Dans quelques semaines les pourboires payés en carte bancaire dans la restauration seront entièrement défiscalisés pour les salariés comme pour les exploitants
Les clients des cafés et restaurants pourront bientôt laisser leurs pourboires sur le règlement carte bancaire de leur addition, quant aux pourboires réglés par carte bancaire, ils seront intégrés à la rémunération des salariés sans être fiscalisés.
« Nous avons décidé que les pourboires payés par carte bleue seraient sans charge pour les employeurs et sans impôts pour les salariés » avec une mise en œuvre « dans les prochains mois », a annoncé lundi Emmanuel Macron lors du Salon international de la restauration, de l’hôtellerie et de l’alimentation (SIRHA) à Lyon.
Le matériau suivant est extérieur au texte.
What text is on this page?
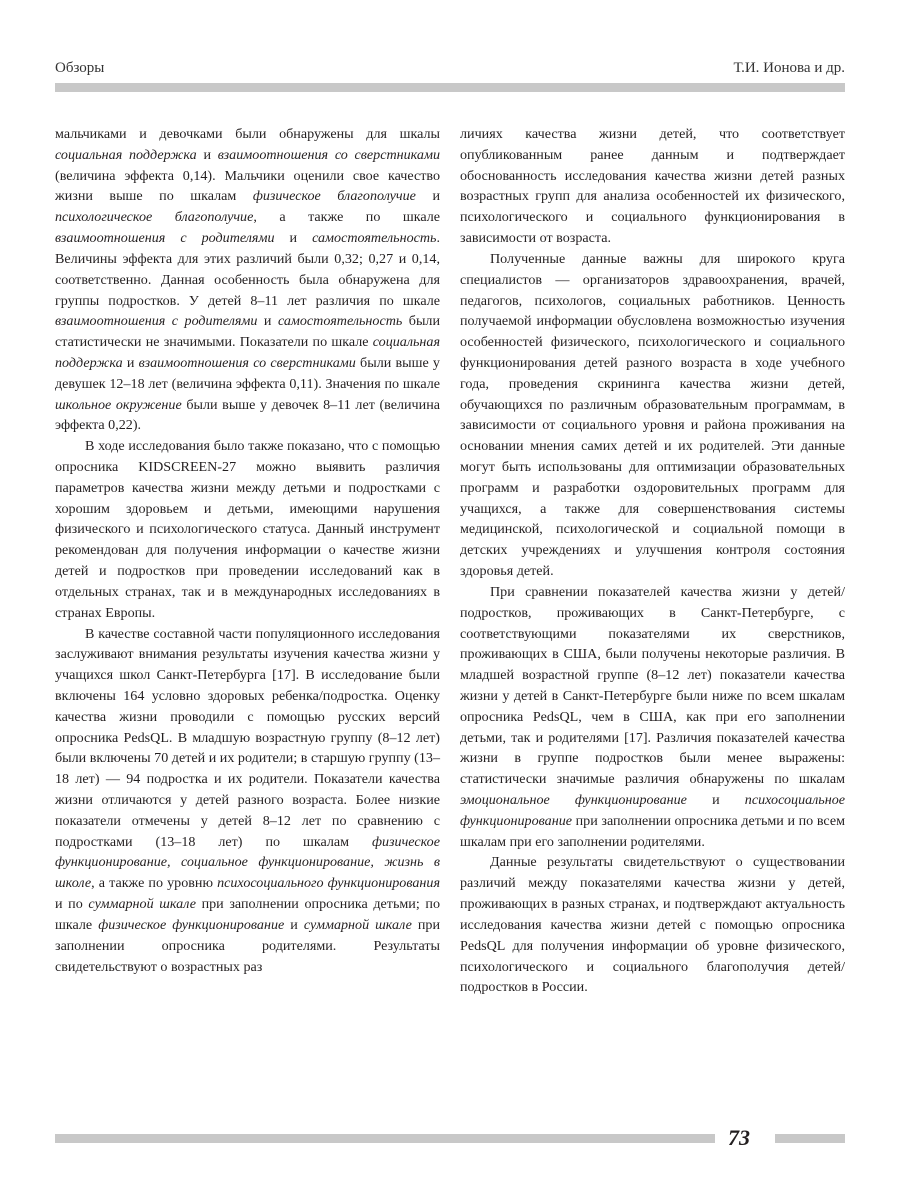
Обзоры	Т.И. Ионова и др.

мальчиками и девочками были обнаружены для шкалы социальная поддержка и взаимоотношения со сверстниками (величина эффекта 0,14). Мальчики оценили свое качество жизни выше по шкалам физическое благополучие и психологическое благополучие, а также по шкале взаимоотношения с родителями и самостоятельность. Величины эффекта для этих различий были 0,32; 0,27 и 0,14, соответственно. Данная особенность была обнаружена для группы подростков. У детей 8–11 лет различия по шкале взаимоотношения с родителями и самостоятельность были статистически не значимыми. Показатели по шкале социальная поддержка и взаимоотношения со сверстниками были выше у девушек 12–18 лет (величина эффекта 0,11). Значения по шкале школьное окружение были выше у девочек 8–11 лет (величина эффекта 0,22).

В ходе исследования было также показано, что с помощью опросника KIDSCREEN-27 можно выявить различия параметров качества жизни между детьми и подростками с хорошим здоровьем и детьми, имеющими нарушения физического и психологического статуса. Данный инструмент рекомендован для получения информации о качестве жизни детей и подростков при проведении исследований как в отдельных странах, так и в международных исследованиях в странах Европы.

В качестве составной части популяционного исследования заслуживают внимания результаты изучения качества жизни у учащихся школ Санкт-Петербурга [17]. В исследование были включены 164 условно здоровых ребенка/подростка. Оценку качества жизни проводили с помощью русских версий опросника PedsQL. В младшую возрастную группу (8–12 лет) были включены 70 детей и их родители; в старшую группу (13–18 лет) — 94 подростка и их родители. Показатели качества жизни отличаются у детей разного возраста. Более низкие показатели отмечены у детей 8–12 лет по сравнению с подростками (13–18 лет) по шкалам физическое функционирование, социальное функционирование, жизнь в школе, а также по уровню психосоциального функционирования и по суммарной шкале при заполнении опросника детьми; по шкале физическое функционирование и суммарной шкале при заполнении опросника родителями. Результаты свидетельствуют о возрастных раз

личиях качества жизни детей, что соответствует опубликованным ранее данным и подтверждает обоснованность исследования качества жизни детей разных возрастных групп для анализа особенностей их физического, психологического и социального функционирования в зависимости от возраста.

Полученные данные важны для широкого круга специалистов — организаторов здравоохранения, врачей, педагогов, психологов, социальных работников. Ценность получаемой информации обусловлена возможностью изучения особенностей физического, психологического и социального функционирования детей разного возраста в ходе учебного года, проведения скрининга качества жизни детей, обучающихся по различным образовательным программам, в зависимости от социального уровня и района проживания на основании мнения самих детей и их родителей. Эти данные могут быть использованы для оптимизации образовательных программ и разработки оздоровительных программ для учащихся, а также для совершенствования системы медицинской, психологической и социальной помощи в детских учреждениях и улучшения контроля состояния здоровья детей.

При сравнении показателей качества жизни у детей/подростков, проживающих в Санкт-Петербурге, с соответствующими показателями их сверстников, проживающих в США, были получены некоторые различия. В младшей возрастной группе (8–12 лет) показатели качества жизни у детей в Санкт-Петербурге были ниже по всем шкалам опросника PedsQL, чем в США, как при его заполнении детьми, так и родителями [17]. Различия показателей качества жизни в группе подростков были менее выражены: статистически значимые различия обнаружены по шкалам эмоциональное функционирование и психосоциальное функционирование при заполнении опросника детьми и по всем шкалам при его заполнении родителями.

Данные результаты свидетельствуют о существовании различий между показателями качества жизни у детей, проживающих в разных странах, и подтверждают актуальность исследования качества жизни детей с помощью опросника PedsQL для получения информации об уровне физического, психологического и социального благополучия детей/подростков в России.

73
Cette mesure « ne coûte rien, car aujourd’hui ça ne marche pas », a-il ajouté, « parce qu’on l’a vu en sortie de crise, nos compatriotes utilisent de moins en moins de liquide ».
Aujourd’hui les pourboires, même versés en liquide, doivent en principe être déclarés au fisc, a confirmé Bercy, mais ce n’est que très rarement le cas en pratique. « Je pense que dans 99,9% des cas, ce n’est pas le cas et c’est normal », a estimé sur LCI le président du Medef, Geoffroy Roux de Bézieux.
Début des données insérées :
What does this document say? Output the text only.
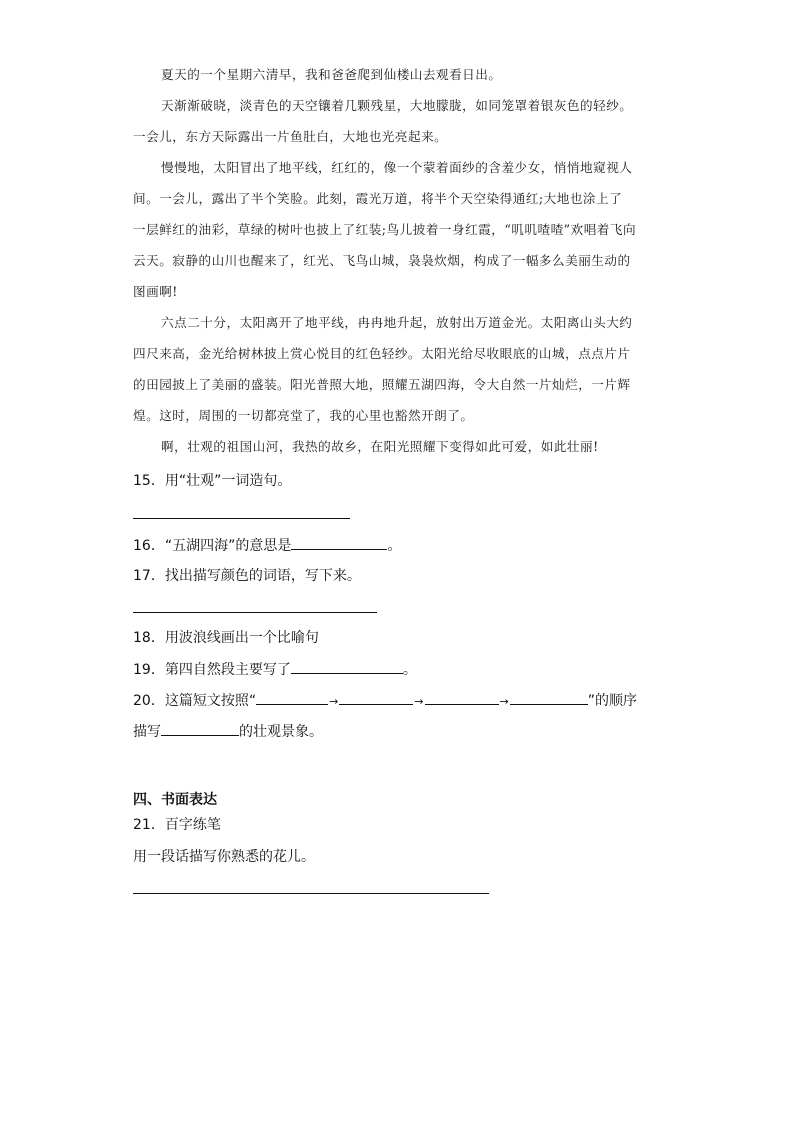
夏天的一个星期六清早，我和爸爸爬到仙楼山去观看日出。
天渐渐破晓，淡青色的天空镶着几颗残星，大地朦胧，如同笼罩着银灰色的轻纱。
一会儿，东方天际露出一片鱼肚白，大地也光亮起来。
慢慢地，太阳冒出了地平线，红红的，像一个蒙着面纱的含羞少女，悄悄地窥视人
间。一会儿，露出了半个笑脸。此刻，霞光万道，将半个天空染得通红;大地也涂上了
一层鲜红的油彩，草绿的树叶也披上了红装;鸟儿披着一身红霞，“叽叽喳喳”欢唱着飞向
云天。寂静的山川也醒来了，红光、飞鸟山城，袅袅炊烟，构成了一幅多么美丽生动的
图画啊!
六点二十分，太阳离开了地平线，冉冉地升起，放射出万道金光。太阳离山头大约
四尺来高，金光给树林披上赏心悦目的红色轻纱。太阳光给尽收眼底的山城，点点片片
的田园披上了美丽的盛装。阳光普照大地，照耀五湖四海，令大自然一片灿烂，一片辉
煌。这时，周围的一切都亮堂了，我的心里也豁然开朗了。
啊，壮观的祖国山河，我热的故乡，在阳光照耀下变得如此可爱，如此壮丽!
15．用“壮观”一词造句。
16．“五湖四海”的意思是	。
17．找出描写颜色的词语，写下来。
18．用波浪线画出一个比喻句
19．第四自然段主要写了	。
20．这篇短文按照“	→	→	→	”的顺序
描写	的壮观景象。
四、书面表达
21．百字练笔
用一段话描写你熟悉的花儿。
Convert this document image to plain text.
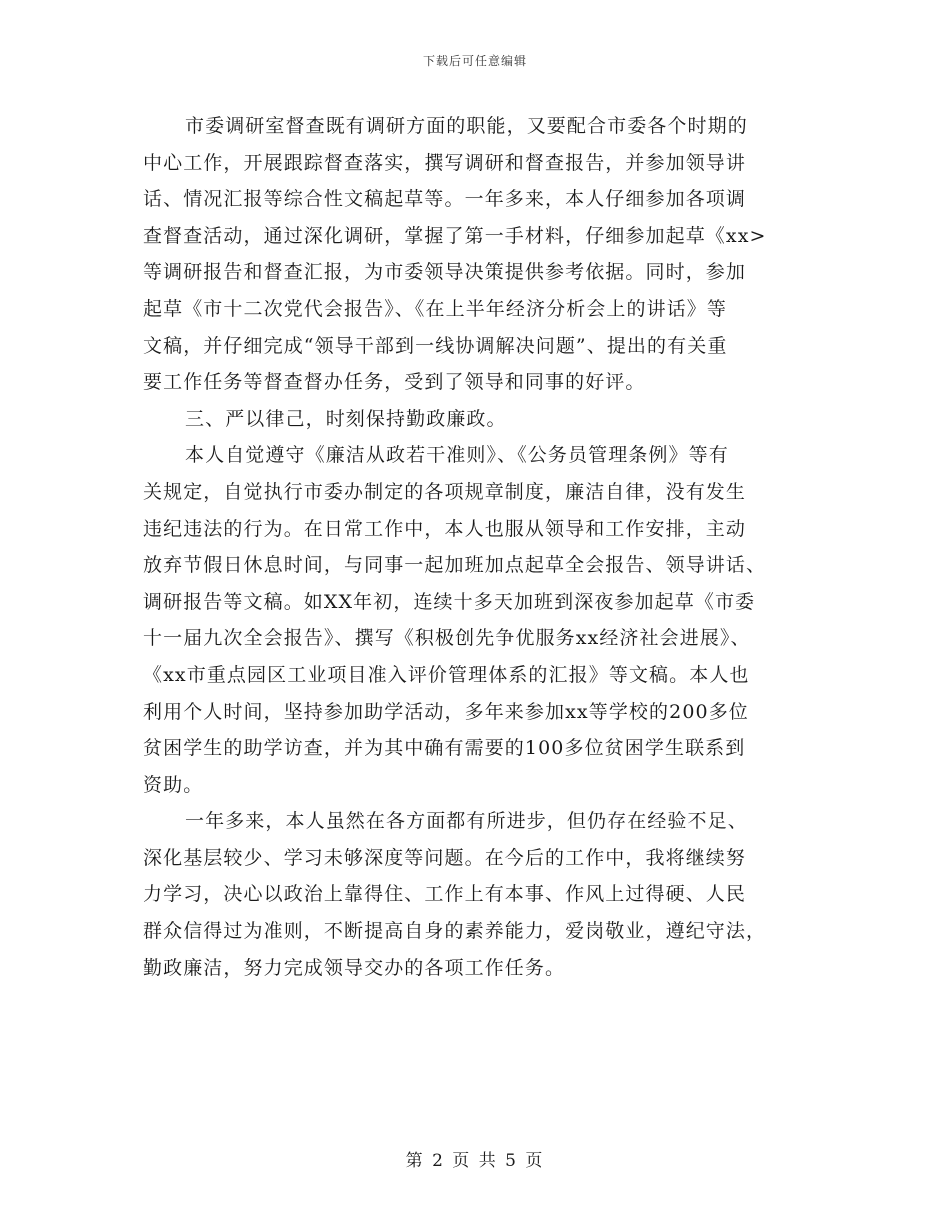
下载后可任意编辑
市委调研室督查既有调研方面的职能，又要配合市委各个时期的
中心工作，开展跟踪督查落实，撰写调研和督查报告，并参加领导讲
话、情况汇报等综合性文稿起草等。一年多来，本人仔细参加各项调
查督查活动，通过深化调研，掌握了第一手材料，仔细参加起草《xx>
等调研报告和督查汇报，为市委领导决策提供参考依据。同时，参加
起草《市十二次党代会报告》、《在上半年经济分析会上的讲话》等
文稿，并仔细完成“领导干部到一线协调解决问题”、提出的有关重
要工作任务等督查督办任务，受到了领导和同事的好评。
三、严以律己，时刻保持勤政廉政。
本人自觉遵守《廉洁从政若干准则》、《公务员管理条例》等有
关规定，自觉执行市委办制定的各项规章制度，廉洁自律，没有发生
违纪违法的行为。在日常工作中，本人也服从领导和工作安排，主动
放弃节假日休息时间，与同事一起加班加点起草全会报告、领导讲话、
调研报告等文稿。如XX年初，连续十多天加班到深夜参加起草《市委
十一届九次全会报告》、撰写《积极创先争优服务xx经济社会进展》、
《xx市重点园区工业项目准入评价管理体系的汇报》等文稿。本人也
利用个人时间，坚持参加助学活动，多年来参加xx等学校的200多位
贫困学生的助学访查，并为其中确有需要的100多位贫困学生联系到
资助。
一年多来，本人虽然在各方面都有所进步，但仍存在经验不足、
深化基层较少、学习未够深度等问题。在今后的工作中，我将继续努
力学习，决心以政治上靠得住、工作上有本事、作风上过得硬、人民
群众信得过为准则，不断提高自身的素养能力，爱岗敬业，遵纪守法，
勤政廉洁，努力完成领导交办的各项工作任务。
第 2 页 共 5 页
Il observe qu’avec le recul du « cash », les clients laissent de moins en moins de pourboire – même si en pratique, rien n’empêche de rajouter aujourd’hui un montant à l’addition payée par carte, que le professionnel reversera ensuite en espèces, à ses salariés, en faisant sa caisse.
Le gouvernement espère que cette défiscalisation – de sommes qui jusqu’ici échappaient de toute façon au fisc – va « permettre d’attirer plus de jeunes et de moins jeunes pour leur dire : tu peux gagner plus que le salaire et le bonus que je te verse », a affirmé le chef de l’État, qui déplore régulièrement les emplois non pourvus dans ce secteur, un casse-tête pour les restaurateurs.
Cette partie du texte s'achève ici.